Plus, we are imaging experts, we can tailor studies to answer the clinical question and take full responsibility for the exam. With in office imaging you don't even know/trust the technologist.... you have no input on how the study is done.

As for what you said about Technical fees.... that is not really true. Most private practice radiology groups do NOT own the equipment... the hospital which contracts with the radiology group owns the equipment. That is how non-radiologist were able to move in on the fluoroscopy suites (vascular surgery) and Gamma cameras (cardiology). Most of the income which the group derives is from the professional fee. Some radiology groups do own imaging centers and the like. However, there is a lot involved in owning and maintaining state of the art imaging equipment, especially with CT and the radiation issues. MRI is still very expensive... you can expect $2 million for the 1.5 T machine and from $200k a year in keeping in up.

Thus, only large clincian groups would get involved in this, and there would be TREMENDOUS temptation to self-refer when given the expenses involved.
 
Corazon said:
I appreciate you posting the references. I look forward to reading them. I still am interested in your opinion of a 50/50 split of the reading in regards to Cardiac CT/MRI?

I agree with Docxter that this is an acceptable alternative as long as the cardiologist interpreting the study has had fellowship training in cardiovascular imaging.

I also think that self-referral to your own imaging center is ripe with opportunities for abuse. Even if subconsiously, clinicians tend to order more studies when it is their own imaging facility, as the above studies show. When you are dealing with the cost and radiation dose of cardiac CT, this becomes a significant concern. I know of several examples of clinicians who decided to get into imaging, bought their own scanners, and found that the income from that imaging didn't quite cover the expenses. Some of these physicians got rid of the leased machine. I suspect some of the others just SOMEHOW needed more imaging on more patients. There are also studies that show that non-radiologist owned facilities are also more lax in radiation safety and protection.

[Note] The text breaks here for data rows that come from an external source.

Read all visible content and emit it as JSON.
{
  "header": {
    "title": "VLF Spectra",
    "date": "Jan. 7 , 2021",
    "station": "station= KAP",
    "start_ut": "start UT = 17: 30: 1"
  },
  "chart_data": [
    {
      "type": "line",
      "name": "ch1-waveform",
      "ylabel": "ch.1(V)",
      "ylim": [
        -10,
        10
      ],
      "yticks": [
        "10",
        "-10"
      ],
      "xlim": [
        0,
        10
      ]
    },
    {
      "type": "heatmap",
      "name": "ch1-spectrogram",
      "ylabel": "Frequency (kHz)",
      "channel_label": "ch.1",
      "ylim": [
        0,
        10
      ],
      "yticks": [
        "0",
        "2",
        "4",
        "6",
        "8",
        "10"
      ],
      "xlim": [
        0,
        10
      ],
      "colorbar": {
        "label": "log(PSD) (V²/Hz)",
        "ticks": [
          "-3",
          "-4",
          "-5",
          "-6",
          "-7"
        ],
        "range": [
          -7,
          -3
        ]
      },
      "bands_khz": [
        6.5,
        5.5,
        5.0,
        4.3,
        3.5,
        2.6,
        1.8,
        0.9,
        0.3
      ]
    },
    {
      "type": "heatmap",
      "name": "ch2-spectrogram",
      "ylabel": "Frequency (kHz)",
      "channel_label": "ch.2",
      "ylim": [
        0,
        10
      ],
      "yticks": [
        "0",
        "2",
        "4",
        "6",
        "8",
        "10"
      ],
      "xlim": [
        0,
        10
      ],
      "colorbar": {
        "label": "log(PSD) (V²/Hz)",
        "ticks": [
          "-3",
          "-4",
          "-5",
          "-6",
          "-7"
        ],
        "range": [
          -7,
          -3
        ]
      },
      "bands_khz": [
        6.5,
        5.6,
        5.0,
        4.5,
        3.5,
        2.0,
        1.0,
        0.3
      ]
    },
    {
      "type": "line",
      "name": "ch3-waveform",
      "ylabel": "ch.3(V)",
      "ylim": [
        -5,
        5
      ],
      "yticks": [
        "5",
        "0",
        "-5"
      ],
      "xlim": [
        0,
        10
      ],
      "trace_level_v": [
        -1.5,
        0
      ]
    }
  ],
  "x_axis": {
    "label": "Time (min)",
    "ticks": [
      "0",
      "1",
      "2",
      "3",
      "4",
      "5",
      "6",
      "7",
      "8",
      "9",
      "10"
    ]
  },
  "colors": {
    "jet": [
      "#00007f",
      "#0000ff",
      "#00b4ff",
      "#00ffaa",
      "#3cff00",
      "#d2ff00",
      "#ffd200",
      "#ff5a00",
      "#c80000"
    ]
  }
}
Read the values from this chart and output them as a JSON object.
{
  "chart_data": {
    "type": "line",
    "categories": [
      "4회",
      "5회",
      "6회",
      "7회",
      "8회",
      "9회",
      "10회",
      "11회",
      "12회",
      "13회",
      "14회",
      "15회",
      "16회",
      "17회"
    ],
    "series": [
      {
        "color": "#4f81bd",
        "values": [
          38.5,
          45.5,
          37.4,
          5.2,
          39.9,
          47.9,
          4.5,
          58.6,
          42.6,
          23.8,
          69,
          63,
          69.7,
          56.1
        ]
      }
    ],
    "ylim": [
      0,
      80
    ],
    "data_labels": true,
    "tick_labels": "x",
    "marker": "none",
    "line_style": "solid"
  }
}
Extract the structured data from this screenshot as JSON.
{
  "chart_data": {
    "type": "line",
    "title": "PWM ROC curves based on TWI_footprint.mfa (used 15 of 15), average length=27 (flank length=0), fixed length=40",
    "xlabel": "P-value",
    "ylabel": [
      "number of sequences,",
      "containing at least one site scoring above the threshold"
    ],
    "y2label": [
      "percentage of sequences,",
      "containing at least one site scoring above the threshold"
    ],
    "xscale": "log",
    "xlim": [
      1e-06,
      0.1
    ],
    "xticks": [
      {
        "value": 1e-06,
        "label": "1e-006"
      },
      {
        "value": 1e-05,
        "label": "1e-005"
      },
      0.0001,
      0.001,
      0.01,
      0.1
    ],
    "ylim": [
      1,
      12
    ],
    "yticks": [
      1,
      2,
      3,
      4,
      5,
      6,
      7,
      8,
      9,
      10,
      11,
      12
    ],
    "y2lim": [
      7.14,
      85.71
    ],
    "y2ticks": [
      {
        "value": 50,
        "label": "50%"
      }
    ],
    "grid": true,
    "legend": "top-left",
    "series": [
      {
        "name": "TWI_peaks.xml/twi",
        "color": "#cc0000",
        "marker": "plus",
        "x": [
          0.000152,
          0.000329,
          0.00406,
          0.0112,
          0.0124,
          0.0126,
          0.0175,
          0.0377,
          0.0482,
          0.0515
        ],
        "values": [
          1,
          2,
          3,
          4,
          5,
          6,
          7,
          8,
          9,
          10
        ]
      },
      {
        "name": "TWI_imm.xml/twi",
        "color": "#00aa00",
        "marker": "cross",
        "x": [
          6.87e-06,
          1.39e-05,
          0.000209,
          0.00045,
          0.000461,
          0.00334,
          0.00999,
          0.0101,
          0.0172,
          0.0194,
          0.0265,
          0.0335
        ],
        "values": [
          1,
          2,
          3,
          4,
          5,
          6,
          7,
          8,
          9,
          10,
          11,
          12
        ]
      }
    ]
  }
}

I would also ask that all cardiologists who own their own CT scanner should be required to have the same education radiation physics and radiation biology that radiologists do.

I think there is much to come on the regulatory front to stem the overutilization of imaging, and self-referral is part of that. I foresee that:
1. Certification will be required to own, operate, and lease imaging equipment.
2. Certification and specific training will be required to interpret imaging.

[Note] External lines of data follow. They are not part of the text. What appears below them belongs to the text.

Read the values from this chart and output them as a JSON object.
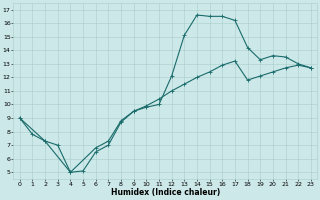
{
  "xlabel": "Humidex (Indice chaleur)",
  "ylabel": "",
  "bg_color": "#cce8e8",
  "line_color": "#1a6b6b",
  "grid_color": "#aacccc",
  "xlim": [
    -0.5,
    23.5
  ],
  "ylim": [
    4.5,
    17.5
  ],
  "xticks": [
    0,
    1,
    2,
    3,
    4,
    5,
    6,
    7,
    8,
    9,
    10,
    11,
    12,
    13,
    14,
    15,
    16,
    17,
    18,
    19,
    20,
    21,
    22,
    23
  ],
  "yticks": [
    5,
    6,
    7,
    8,
    9,
    10,
    11,
    12,
    13,
    14,
    15,
    16,
    17
  ],
  "line1_x": [
    0,
    1,
    2,
    3,
    4,
    5,
    6,
    7,
    8,
    9,
    10,
    11,
    12,
    13,
    14,
    15,
    16,
    17,
    18,
    19,
    20,
    21,
    22,
    23
  ],
  "line1_y": [
    9.0,
    7.8,
    7.3,
    7.0,
    5.0,
    5.1,
    6.5,
    7.0,
    8.7,
    9.5,
    9.8,
    10.0,
    12.1,
    15.1,
    16.6,
    16.5,
    16.5,
    16.2,
    14.2,
    13.3,
    13.6,
    13.5,
    13.0,
    12.7
  ],
  "line2_x": [
    0,
    2,
    4,
    6,
    7,
    8,
    9,
    10,
    11,
    12,
    13,
    14,
    15,
    16,
    17,
    18,
    19,
    20,
    21,
    22,
    23
  ],
  "line2_y": [
    9.0,
    7.3,
    5.0,
    6.8,
    7.3,
    8.8,
    9.5,
    9.9,
    10.4,
    11.0,
    11.5,
    12.0,
    12.4,
    12.9,
    13.2,
    11.8,
    12.1,
    12.4,
    12.7,
    12.9,
    12.7
  ],
  "marker": "+",
  "marker_size": 3,
  "line_width": 0.8,
  "tick_fontsize": 4.5,
  "xlabel_fontsize": 5.5
}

Other possible changes will include:
3. More requirements in terms of adequate indications for studies.
4. Decrease in reimbursement for all studies. This especially applies to follow-up imaging. This is the real threat to radiologists incomes, not the competition.

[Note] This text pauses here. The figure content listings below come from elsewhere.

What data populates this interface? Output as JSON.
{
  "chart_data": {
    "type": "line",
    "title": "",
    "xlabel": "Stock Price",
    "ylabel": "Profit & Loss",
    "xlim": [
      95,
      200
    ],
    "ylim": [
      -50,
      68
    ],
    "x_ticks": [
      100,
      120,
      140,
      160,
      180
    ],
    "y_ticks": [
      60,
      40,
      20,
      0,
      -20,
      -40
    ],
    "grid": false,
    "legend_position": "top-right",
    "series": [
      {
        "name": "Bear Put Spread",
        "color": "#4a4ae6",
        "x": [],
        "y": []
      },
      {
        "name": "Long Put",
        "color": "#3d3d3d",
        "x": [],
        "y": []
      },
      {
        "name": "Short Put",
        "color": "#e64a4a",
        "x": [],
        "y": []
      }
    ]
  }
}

A little background: Back in the early 80s, mammography was performed in many general physicians and surgeons offices. The quality of these studies was horrendous and varied wildly from facility to facility. The government intervened and enacted the Mammography Quality Standards Act. Once these requirements were put into place, the non-radiologists almost completely ceased performing and interpreting these studies. Some radiologists decry these requirements as overly onerous, but it is not disputed that this has immeasurably improved imaging. I foresee similar, but hopefully less onerous requirements for other imaging in the future.

In case you can't tell, this is one of my pet issues and I have given presetations on this topic.


As for this:
Eidolon6 said:
No, thanks. I like it up here. I've got really long legs.

It really speaks volumes as to the poster by itself. No other response is necessary.